En haut lieu, on a déjà répondu qu'il s'agissait là d'analyses grossières, que de telles contradictions n'avaient pas lieu d'être et que, cette fois, les avantages consentis au patronat ne seront pas sans contreparties. Admettons. Mais il faut tout de même constater que la politique économique d'Alain Juppé ressemble curieusement à celle d'Édouard Balladur, avec quelques inflexions : nous avons déjà connu le recours à l'allégement des charges patronales, les coûts de pouce à la consommation (allocation de rentrée), la politique de relance du logement… L'élément nouveau concerne l'impulsion donnée aux salaires, mais on semble vouloir s'ingénier une nouvelle fois à donner d'une main ce qu'on reprendra de l'autre.
De fait, comme ses prédécesseurs, Alain Juppé compte essentiellement sur la croissance pour créer des emplois et pour réduire les déficits publics. Cela signifie que nous restons dans la logique néo-libérale de la régulation par le Marché, sous la dépendance des spéculateurs internationaux, et sous la contrainte monétaire qui est, en l'absence de monnaie unique, un des principaux facteurs du chômage dans notre pays (1). Nous ne saurions en tirer argument pour condamner par avance le nouveau programme gouvernemental. Pour en juger, il faut attendre le collectif budgétaire de juin. Attendre la rentrée pour apprécier la hausse du SMIC et de la TVA. Attendre plusieurs mois pour faire un bilan complet. Nous attendions déjà depuis un an l'élection présidentielle pour qu'advienne le vrai changement... Nous continuons à attendre, en écoutant les deux discours qui nous sont adressés : celui, technique, d'Alain Juppé, celui, lyrique, de Jacques Chirac qui souhaite une « révolution culturelle » sur laquelle je reviendrai.
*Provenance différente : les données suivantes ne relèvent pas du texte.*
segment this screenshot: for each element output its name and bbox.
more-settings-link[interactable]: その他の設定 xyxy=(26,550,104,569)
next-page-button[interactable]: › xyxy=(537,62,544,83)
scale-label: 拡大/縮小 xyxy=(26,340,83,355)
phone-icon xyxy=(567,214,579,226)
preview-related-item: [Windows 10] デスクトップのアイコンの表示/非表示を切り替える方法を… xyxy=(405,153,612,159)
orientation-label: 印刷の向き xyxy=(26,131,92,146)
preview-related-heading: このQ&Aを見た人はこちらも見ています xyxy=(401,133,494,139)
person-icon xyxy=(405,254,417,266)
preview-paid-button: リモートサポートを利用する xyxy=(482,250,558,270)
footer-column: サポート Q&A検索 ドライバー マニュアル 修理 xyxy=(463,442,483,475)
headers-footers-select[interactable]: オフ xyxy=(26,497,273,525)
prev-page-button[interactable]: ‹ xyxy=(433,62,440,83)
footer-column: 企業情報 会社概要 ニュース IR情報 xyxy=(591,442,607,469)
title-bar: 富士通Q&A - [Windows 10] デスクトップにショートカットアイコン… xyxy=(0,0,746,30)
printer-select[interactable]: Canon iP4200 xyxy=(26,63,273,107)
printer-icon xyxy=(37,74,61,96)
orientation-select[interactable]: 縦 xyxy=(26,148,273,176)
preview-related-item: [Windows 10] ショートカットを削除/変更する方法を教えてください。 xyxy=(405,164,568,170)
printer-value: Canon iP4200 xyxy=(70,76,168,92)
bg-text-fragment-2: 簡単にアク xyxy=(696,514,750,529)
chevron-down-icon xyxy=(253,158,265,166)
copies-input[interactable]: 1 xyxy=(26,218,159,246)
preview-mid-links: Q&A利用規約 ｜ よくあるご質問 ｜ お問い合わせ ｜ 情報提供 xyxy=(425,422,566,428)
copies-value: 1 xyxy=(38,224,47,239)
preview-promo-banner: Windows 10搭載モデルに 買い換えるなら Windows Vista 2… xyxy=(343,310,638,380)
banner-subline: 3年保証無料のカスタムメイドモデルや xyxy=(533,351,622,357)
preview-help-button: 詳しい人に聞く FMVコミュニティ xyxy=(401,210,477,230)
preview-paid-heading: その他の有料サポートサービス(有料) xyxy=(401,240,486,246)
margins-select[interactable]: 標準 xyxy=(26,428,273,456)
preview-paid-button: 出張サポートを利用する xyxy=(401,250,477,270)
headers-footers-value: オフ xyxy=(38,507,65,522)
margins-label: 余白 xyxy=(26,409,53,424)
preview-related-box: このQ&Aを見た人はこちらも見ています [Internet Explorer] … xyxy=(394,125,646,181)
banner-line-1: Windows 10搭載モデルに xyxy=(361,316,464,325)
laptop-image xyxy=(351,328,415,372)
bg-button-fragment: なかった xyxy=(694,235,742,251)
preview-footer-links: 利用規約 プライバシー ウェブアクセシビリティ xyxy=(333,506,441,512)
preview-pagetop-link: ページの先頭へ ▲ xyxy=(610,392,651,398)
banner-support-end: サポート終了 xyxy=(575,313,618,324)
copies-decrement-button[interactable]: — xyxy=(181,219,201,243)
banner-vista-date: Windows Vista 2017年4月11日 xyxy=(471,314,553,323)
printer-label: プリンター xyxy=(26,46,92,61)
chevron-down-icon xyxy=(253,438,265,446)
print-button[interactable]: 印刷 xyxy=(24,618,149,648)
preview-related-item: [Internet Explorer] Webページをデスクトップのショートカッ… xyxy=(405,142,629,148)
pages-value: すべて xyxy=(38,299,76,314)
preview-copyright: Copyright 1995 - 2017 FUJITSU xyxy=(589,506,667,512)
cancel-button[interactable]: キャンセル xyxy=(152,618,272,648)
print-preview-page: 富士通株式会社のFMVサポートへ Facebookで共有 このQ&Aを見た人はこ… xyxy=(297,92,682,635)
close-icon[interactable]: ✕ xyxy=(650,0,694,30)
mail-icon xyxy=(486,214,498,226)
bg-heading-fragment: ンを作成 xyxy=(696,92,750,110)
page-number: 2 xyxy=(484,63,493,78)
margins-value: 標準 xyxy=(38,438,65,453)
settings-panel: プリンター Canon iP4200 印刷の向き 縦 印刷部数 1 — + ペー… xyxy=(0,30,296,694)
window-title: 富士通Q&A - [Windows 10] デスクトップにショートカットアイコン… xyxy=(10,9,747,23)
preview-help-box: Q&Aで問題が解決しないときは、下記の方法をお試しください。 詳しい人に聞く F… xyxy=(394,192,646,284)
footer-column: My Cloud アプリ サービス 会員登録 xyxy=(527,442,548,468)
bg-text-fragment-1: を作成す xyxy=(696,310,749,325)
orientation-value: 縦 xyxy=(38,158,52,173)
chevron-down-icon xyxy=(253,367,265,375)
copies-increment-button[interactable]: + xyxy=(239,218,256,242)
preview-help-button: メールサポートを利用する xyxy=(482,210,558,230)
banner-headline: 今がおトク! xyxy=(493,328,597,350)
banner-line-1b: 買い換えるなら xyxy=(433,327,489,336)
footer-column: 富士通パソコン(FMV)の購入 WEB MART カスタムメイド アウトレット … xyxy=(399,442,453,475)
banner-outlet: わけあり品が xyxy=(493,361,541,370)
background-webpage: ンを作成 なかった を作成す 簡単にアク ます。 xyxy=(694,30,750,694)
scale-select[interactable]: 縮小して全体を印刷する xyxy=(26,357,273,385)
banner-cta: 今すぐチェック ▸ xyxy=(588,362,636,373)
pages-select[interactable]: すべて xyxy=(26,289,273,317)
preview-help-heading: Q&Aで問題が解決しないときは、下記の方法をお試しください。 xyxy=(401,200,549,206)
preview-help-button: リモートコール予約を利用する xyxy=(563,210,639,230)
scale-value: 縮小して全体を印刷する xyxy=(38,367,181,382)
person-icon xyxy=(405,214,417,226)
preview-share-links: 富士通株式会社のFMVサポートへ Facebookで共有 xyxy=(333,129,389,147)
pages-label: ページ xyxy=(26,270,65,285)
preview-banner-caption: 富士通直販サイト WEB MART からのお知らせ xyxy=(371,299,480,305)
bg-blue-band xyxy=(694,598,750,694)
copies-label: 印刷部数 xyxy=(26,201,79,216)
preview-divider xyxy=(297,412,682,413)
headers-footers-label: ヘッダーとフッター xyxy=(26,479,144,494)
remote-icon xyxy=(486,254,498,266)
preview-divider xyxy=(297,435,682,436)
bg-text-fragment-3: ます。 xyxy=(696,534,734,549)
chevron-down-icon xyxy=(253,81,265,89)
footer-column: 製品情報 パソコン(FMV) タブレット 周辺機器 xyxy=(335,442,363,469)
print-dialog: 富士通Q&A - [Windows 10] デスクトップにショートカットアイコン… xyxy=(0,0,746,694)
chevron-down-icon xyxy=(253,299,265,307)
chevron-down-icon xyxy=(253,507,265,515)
Nous attendons, parce que nous avons de la patience et parce que nous ne voulons pas compromettre l'avenir. Mais d'autres ne peuvent plus attendre. Comme l'automobiliste évoqué par Milan Kundera, ils sont en dehors du temps, ils ne connaissent ni la peur, ni l'espérance, car ils sont tragiquement « libérés de l'avenir ». Craignons l'impatience des désespérés.
(1) Cf., le livre d'André Gauron : « Aux politiques qui prétendent réduire le chômage » (Balland, 1995) que nous présenterons en octobre.